This is a flow to be run as a service, in order to perform request aggregation towards a target endpoint. The purpose is to reduce the stress towards the back-end system, by minimizing the arrival rate of requests and the number of needed serving threads or containers (in the case of FaaS systems). Thus it also reduces costs and improves performance. It is mostly beneficial in cases where the request needs to set up a rather heavyweight environment (thread or container) for performing a relatively small computation (e.g. in model inference, simulation etc.).
The RA gets as input the target endpoint, as well as the method to be invoked and the input data to be the payload of the aggregated call. It holds the requests until a threshold of incoming messages is reached (set in the setBatchSize endpoint), at which point it collates the inputs of the calls into one array request towards the target endpoint. Then it decomposes the outputs and responds to each individual caller.
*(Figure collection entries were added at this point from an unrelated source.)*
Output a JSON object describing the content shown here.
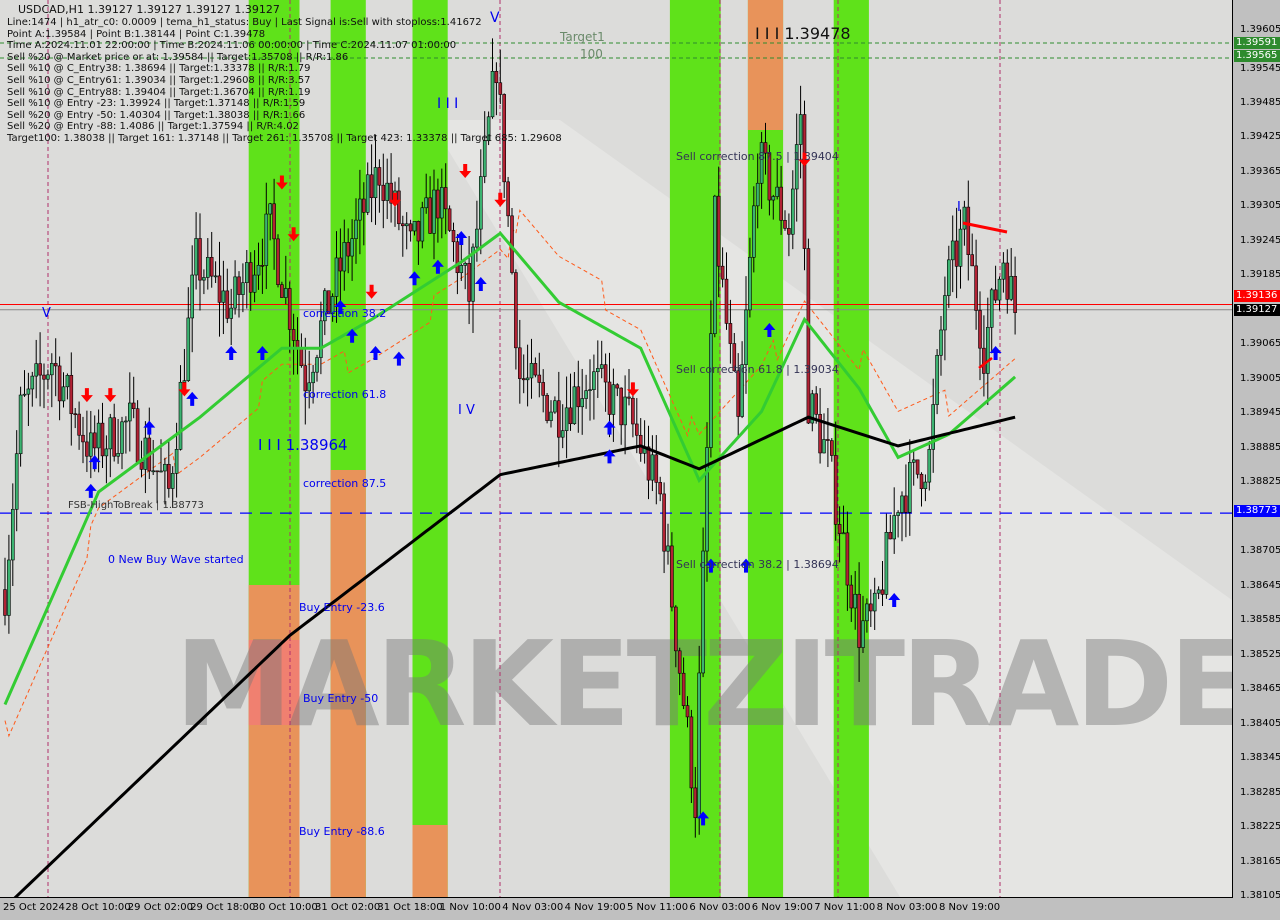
{
  "header": {
    "symbol_line": "USDCAD,H1  1.39127 1.39127 1.39127 1.39127",
    "info_lines": [
      "Line:1474 | h1_atr_c0: 0.0009 | tema_h1_status: Buy | Last Signal is:Sell with stoploss:1.41672",
      "Point A:1.39584 | Point B:1.38144 | Point C:1.39478",
      "Time A:2024.11.01 22:00:00 | Time B:2024.11.06 00:00:00 | Time C:2024.11.07 01:00:00",
      "Sell %20 @ Market price or at: 1.39584 || Target:1.35708 || R/R:1.86",
      "Sell %10 @ C_Entry38: 1.38694 || Target:1.33378 || R/R:1.79",
      "Sell %10 @ C_Entry61: 1.39034 || Target:1.29608 || R/R:3.57",
      "Sell %10 @ C_Entry88: 1.39404 || Target:1.36704 || R/R:1.19",
      "Sell %10 @ Entry -23: 1.39924 || Target:1.37148 || R/R:1.59",
      "Sell %20 @ Entry -50: 1.40304 || Target:1.38038 || R/R:1.66",
      "Sell %20 @ Entry -88: 1.4086 || Target:1.37594 || R/R:4.02",
      "Target100: 1.38038 || Target 161: 1.37148 || Target 261: 1.35708 || Target 423: 1.33378 || Target 685: 1.29608"
    ]
  },
  "annotations": {
    "target1": "Target1",
    "target1_value": "100",
    "point_c": "I I I 1.39478",
    "wave_level": "I I I 1.38964",
    "wave_v_top": "V",
    "wave_v_left": "V",
    "wave_iii": "I I I",
    "wave_iv": "I V",
    "wave_i_right": "I",
    "correction_38": "correction 38.2",
    "correction_61": "correction 61.8",
    "correction_87": "correction 87.5",
    "fsb": "FSB-HighToBreak | 1.38773",
    "new_wave": "0 New Buy Wave started",
    "buy_entry_23": "Buy Entry -23.6",
    "buy_entry_50": "Buy Entry -50",
    "buy_entry_88": "Buy Entry -88.6",
    "sell_corr_87": "Sell correction 87.5 | 1.39404",
    "sell_corr_61": "Sell correction 61.8 | 1.39034",
    "sell_corr_38": "Sell correction 38.2 | 1.38694",
    "watermark": "MARKETZITRADE"
  },
  "chart_data": {
    "type": "candlestick",
    "title": "USDCAD,H1",
    "ylim": [
      1.38105,
      1.39635
    ],
    "y_ticks": [
      "1.39605",
      "1.39545",
      "1.39485",
      "1.39425",
      "1.39365",
      "1.39305",
      "1.39245",
      "1.39185",
      "1.39065",
      "1.39005",
      "1.38945",
      "1.38885",
      "1.38825",
      "1.38705",
      "1.38645",
      "1.38585",
      "1.38525",
      "1.38465",
      "1.38405",
      "1.38345",
      "1.38285",
      "1.38225",
      "1.38165",
      "1.38105"
    ],
    "x_ticks": [
      "25 Oct 2024",
      "28 Oct 10:00",
      "29 Oct 02:00",
      "29 Oct 18:00",
      "30 Oct 10:00",
      "31 Oct 02:00",
      "31 Oct 18:00",
      "1 Nov 10:00",
      "4 Nov 03:00",
      "4 Nov 19:00",
      "5 Nov 11:00",
      "6 Nov 03:00",
      "6 Nov 19:00",
      "7 Nov 11:00",
      "8 Nov 03:00",
      "8 Nov 19:00"
    ],
    "bars_per_tick": 16,
    "close_path": [
      [
        0,
        1.3864
      ],
      [
        4,
        1.3895
      ],
      [
        12,
        1.3904
      ],
      [
        22,
        1.3888
      ],
      [
        32,
        1.3893
      ],
      [
        42,
        1.3881
      ],
      [
        49,
        1.3921
      ],
      [
        58,
        1.3913
      ],
      [
        68,
        1.3927
      ],
      [
        77,
        1.3901
      ],
      [
        86,
        1.392
      ],
      [
        96,
        1.3937
      ],
      [
        104,
        1.3923
      ],
      [
        111,
        1.3932
      ],
      [
        119,
        1.3915
      ],
      [
        126,
        1.3956
      ],
      [
        132,
        1.3901
      ],
      [
        142,
        1.3895
      ],
      [
        150,
        1.3901
      ],
      [
        160,
        1.3894
      ],
      [
        168,
        1.388
      ],
      [
        177,
        1.3827
      ],
      [
        182,
        1.3928
      ],
      [
        188,
        1.3892
      ],
      [
        193,
        1.3939
      ],
      [
        201,
        1.3927
      ],
      [
        204,
        1.3947
      ],
      [
        206,
        1.3897
      ],
      [
        211,
        1.3887
      ],
      [
        219,
        1.3857
      ],
      [
        223,
        1.3859
      ],
      [
        229,
        1.388
      ],
      [
        237,
        1.3887
      ],
      [
        241,
        1.3916
      ],
      [
        246,
        1.3927
      ],
      [
        251,
        1.3906
      ],
      [
        256,
        1.3922
      ],
      [
        259,
        1.39127
      ]
    ],
    "ma_fast": [
      [
        0,
        1.3844
      ],
      [
        24,
        1.3881
      ],
      [
        50,
        1.3894
      ],
      [
        71,
        1.3906
      ],
      [
        81,
        1.3906
      ],
      [
        94,
        1.3911
      ],
      [
        117,
        1.3921
      ],
      [
        127,
        1.3926
      ],
      [
        142,
        1.3914
      ],
      [
        163,
        1.3906
      ],
      [
        178,
        1.3883
      ],
      [
        194,
        1.3895
      ],
      [
        205,
        1.3911
      ],
      [
        219,
        1.3899
      ],
      [
        229,
        1.3887
      ],
      [
        242,
        1.3891
      ],
      [
        259,
        1.3901
      ]
    ],
    "ma_slow": [
      [
        2,
        1.381
      ],
      [
        73,
        1.3856
      ],
      [
        127,
        1.3884
      ],
      [
        163,
        1.3889
      ],
      [
        178,
        1.3885
      ],
      [
        206,
        1.3894
      ],
      [
        229,
        1.3889
      ],
      [
        259,
        1.3894
      ]
    ],
    "levels": {
      "current_bid": "1.39127",
      "current_ask": "1.39136",
      "fsb_high": "1.38773",
      "target_line_1": "1.39591",
      "target_line_2": "1.39565"
    },
    "zones": [
      {
        "from_bar": 63,
        "to_bar": 75,
        "color": "green",
        "lower": "orange"
      },
      {
        "from_bar": 84,
        "to_bar": 92,
        "color": "green",
        "lower": "orange"
      },
      {
        "from_bar": 105,
        "to_bar": 113,
        "color": "green",
        "lower": "orange"
      },
      {
        "from_bar": 171,
        "to_bar": 183,
        "color": "green"
      },
      {
        "from_bar": 191,
        "to_bar": 199,
        "color": "green",
        "upper": "orange"
      },
      {
        "from_bar": 213,
        "to_bar": 221,
        "color": "green"
      }
    ],
    "buy_arrows": [
      [
        22,
        1.3881
      ],
      [
        23,
        1.3886
      ],
      [
        37,
        1.3892
      ],
      [
        48,
        1.3897
      ],
      [
        58,
        1.3905
      ],
      [
        66,
        1.3905
      ],
      [
        86,
        1.3913
      ],
      [
        89,
        1.3908
      ],
      [
        95,
        1.3905
      ],
      [
        101,
        1.3904
      ],
      [
        105,
        1.3918
      ],
      [
        111,
        1.392
      ],
      [
        117,
        1.3925
      ],
      [
        122,
        1.3917
      ],
      [
        155,
        1.3892
      ],
      [
        155,
        1.3887
      ],
      [
        179,
        1.3824
      ],
      [
        181,
        1.3868
      ],
      [
        190,
        1.3868
      ],
      [
        196,
        1.3909
      ],
      [
        228,
        1.3862
      ],
      [
        254,
        1.3905
      ]
    ],
    "sell_arrows": [
      [
        21,
        1.3898
      ],
      [
        27,
        1.3898
      ],
      [
        46,
        1.3899
      ],
      [
        71,
        1.3935
      ],
      [
        74,
        1.3926
      ],
      [
        94,
        1.3916
      ],
      [
        100,
        1.3932
      ],
      [
        118,
        1.3937
      ],
      [
        127,
        1.3932
      ],
      [
        161,
        1.3899
      ],
      [
        205,
        1.3939
      ]
    ],
    "colors": {
      "bull": "#3cb371",
      "bear": "#b22234",
      "ma_fast": "#33cc33",
      "ma_slow": "#000000",
      "zone_green": "#5fe21a",
      "zone_orange": "#e8935a",
      "bid_line": "#ff0000",
      "fsb_line": "#0000ff"
    }
  }
}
The Body of the POST call to the RA should include: -msg.payload.targetEndpoint // the target endpoint that needs call reducing -msg.payload.method //of the target endpoint to be invoked -msg.payload.input //body of the call towards the target Endpoint, in an array form -msg.payload.creds //in the form of user:pwd for basic authentication, if needed by the target endpoint
The input data should be in an array form inside the msg.payload.input JSON object. Thus the target endpoint should be able to process arrays coming as JSON values. The output of the target service should return array of JSON objects into the msg.payload.output field. The msg.payload in the response also includes the target input of each call, for testing purposes of correct return of responses to each caller The message batch size can be set through a POST /setBatchSize method, that gets the payload number and sets the according flow variable. In future versions, link with model based setting of the batch size will be performed, in which case the setting should include other aspects such as model ID to be used as well as the location of the model inference service. The flow includes also local testing through the testRA2 endpoint, as well as a set of flows for initialization, batch size setting, and getting info on the current state of the batch (current count of messages and target batch size).
At the moment the flow supports one instance of request aggregation, meaning a single endpoint for which the calls will be aggregated. In future versions it will be considered to include the ability to support multiple concurrent endpoints.
A relevant paper that investigates the behavior of this flow can be found below: G. Kousiouris, “A self-adaptive batch request aggregation pattern for improving resource management, response time and costs in microservice and serverless environments,” in 40th IEEE International Performance Computing and Communications Conference (IPCCC 2021), IEEE, 2021.